"And this is the young gentleman's love for your Grace!" exclaimed Jean Kennedy.

"Nay, madam," said Humfrey, stung to the quick, "but I am sworn!"

"Let him alone, Nurse Jeanie!" said Mary. "He is like the rest of the English. They know not how to distinguish between the spirit and the letter! I understand it all, though I had thought for a moment that in him there was a love for me and mine that would perceive that I could ask nothing that could damage his honour or his good faith. I—who had almost a mother's love and trust in him."

"Madam," cried Humfrey, "you know I would lay down my life for you, but I cannot break my trust."

"Your trust, fule laddie!" exclaimed Mrs. Kennedy. "Ane wad think the Queen speired of ye to carry a letter to Mendoza to burn and slay, instead of a bit scart of the pen to ask the good father for his prayers, or the like! But you are all alike; ye will not stir a hand to aid her poor soul."

"Pardon me, madam," entreated Humfrey. "The matter is, not what the letter may bear, but how my oath binds me! I may not be the bearer of aught in writing from this chamber. 'Twas the very reason I would not bring in my father's letter. Madam, say but you pardon me."

"Of course I pardon you," returned Mary coldly. "I have so much to pardon that I can well forgive the lukewarmness and precision that are so bred in your nature that you cannot help them. I pardon injuries, and I may well try to pardon disappointments. Fare you well, Mr. Talbot; may your fidelity have its reward from Sir Amias Paulett."

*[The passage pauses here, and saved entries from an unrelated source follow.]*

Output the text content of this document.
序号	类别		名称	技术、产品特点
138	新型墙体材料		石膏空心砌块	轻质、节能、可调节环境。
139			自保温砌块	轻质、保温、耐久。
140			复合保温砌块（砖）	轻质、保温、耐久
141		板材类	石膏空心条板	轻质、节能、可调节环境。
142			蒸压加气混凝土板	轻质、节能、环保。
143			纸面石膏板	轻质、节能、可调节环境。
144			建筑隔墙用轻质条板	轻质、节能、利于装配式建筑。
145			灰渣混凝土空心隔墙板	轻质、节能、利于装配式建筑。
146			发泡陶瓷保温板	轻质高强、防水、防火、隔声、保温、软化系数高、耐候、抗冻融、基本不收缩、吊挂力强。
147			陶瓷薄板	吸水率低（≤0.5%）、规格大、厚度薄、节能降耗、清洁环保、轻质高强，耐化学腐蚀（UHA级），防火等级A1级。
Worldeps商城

Humfrey was obliged to quit the apartment, cruelly wounded, sometimes wondering whether he had really acted on a harsh selfish punctilio in cutting off the dying woman from the consolations of religion, and thus taking part with the persecutors, while his heart bled for her. Sometimes it seemed to him as if he had been on the point of earning her consent to his marriage with her daughter, and had thrown it away, and at other moments a horror came over him lest he was being beguiled as poor Antony had been before him. And if he let his faith slip, how should he meet his father again? Yet his affection for the Queen repelled this idea like a cruel injury, while, day by day, it was renewed pain and grief to be treated by her with the gentlest and most studied courtesy, but no longer as almost one of her own inner circle of friends and confidants.

And as Sir Andrew Melville was in a few days more restored to her service, he was far less often required to bear messages, or do little services in the prison apartments, and he felt himself excluded, and cut off from the intimacy that had been very sweet, and even a little hopeful to him.